Josiane Pralong-Kohler: « La rencontre, au cœur de nos vulnérabilités »

©Sandra Culand/DR

Josiane Pralong-Kohler, médecin-cheffe à Rive-Neuve, l’institution de soins palliatifs vaudoise, s’engage à défendre le droit à la santé des migrants. Un défi qui fait sens à l’heure de sa retraite imminente.

Quand la Sédunoise Josiane Pralong termine ses études de médecine à Lausanne, en 1984, les soins palliatifs n’existaient pas dans notre pays. De même, à cette époque, les migrants sont bien moins nombreux à demander asile à la Suisse. Devenue interniste, puis oncologue, celle qui est, aujourd’hui, médecin-cheffe à Rive-Neuve, à Blonay, est désormais active sur ces deux fronts : elle aide, soulage et accompagne les patients en fin de vie et elle accorde un soutien actif aux plus démunis venus de l’étranger.

En septembre 2019, Josiane Pralong fonde « MASM-Médecins Action Santé Migrant•e•s », un mouvement devenu association, et qui regroupe une vingtaine de médecins et un peu moins de 300 sympathisants médecins et non médecins signataires de la charte qui fonde leur action (www.masm.ch). « Portés par notre déontologie médicale et nos valeurs humanistes, mes collègues et moi défendons le droit à la santé des migrants. Ce défi occupera une partie de mon engagement de médecin à ma retraite. »

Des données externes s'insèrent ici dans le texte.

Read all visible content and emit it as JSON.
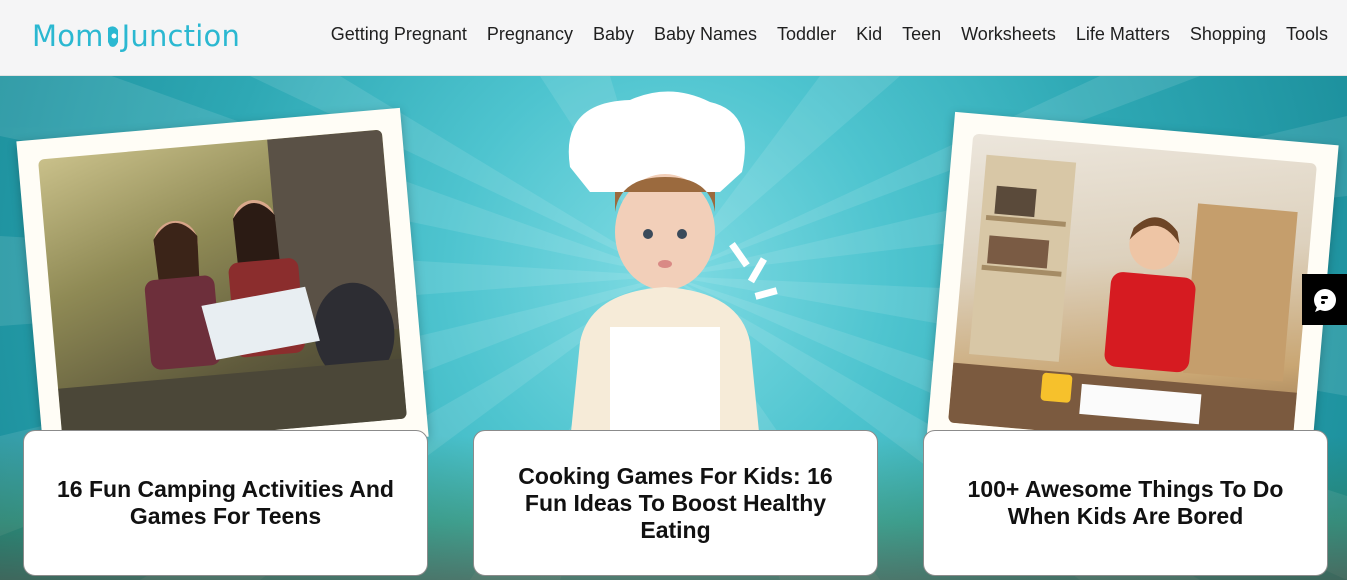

Un chemin logique, après des années d’engagement altruiste, marquées par la distanciation avec une médecine trop intensive, par trop orientée vers la technique. Josiane Pralong a encore en tête les recommandations de son patron oncologue qui, dans les années nonante, la prie de changer son rapport au patient. Plutôt qu’être « trop à son écoute », il lui faut « écourter ses consultations, suivre l’évolution des formules sanguines, vérifier la tolérance à la chimiothérapie ». 

 

Une corde humaniste

Josiane Pralong ne l’entend alors pas de cette oreille, elle qui a envie d’approcher la globalité de la personne, d’appréhender non pas seulement sa maladie, mais son vécu, son histoire : « Cela m’a toujours passionnée d’aller à la rencontre de l’autre. » En son âme, vibre une corde humaniste inspirée par des expériences marquantes, comme la découverte de l’Hospice du Grand-Saint-Bernard : « J’ai parcouru la montagne alentour, été comme hiver, tout au long de mon adolescence. J’ai été frappée par le dépouillement de l’hospitalité, j’ai éprouvé mes limites à travers la marche. »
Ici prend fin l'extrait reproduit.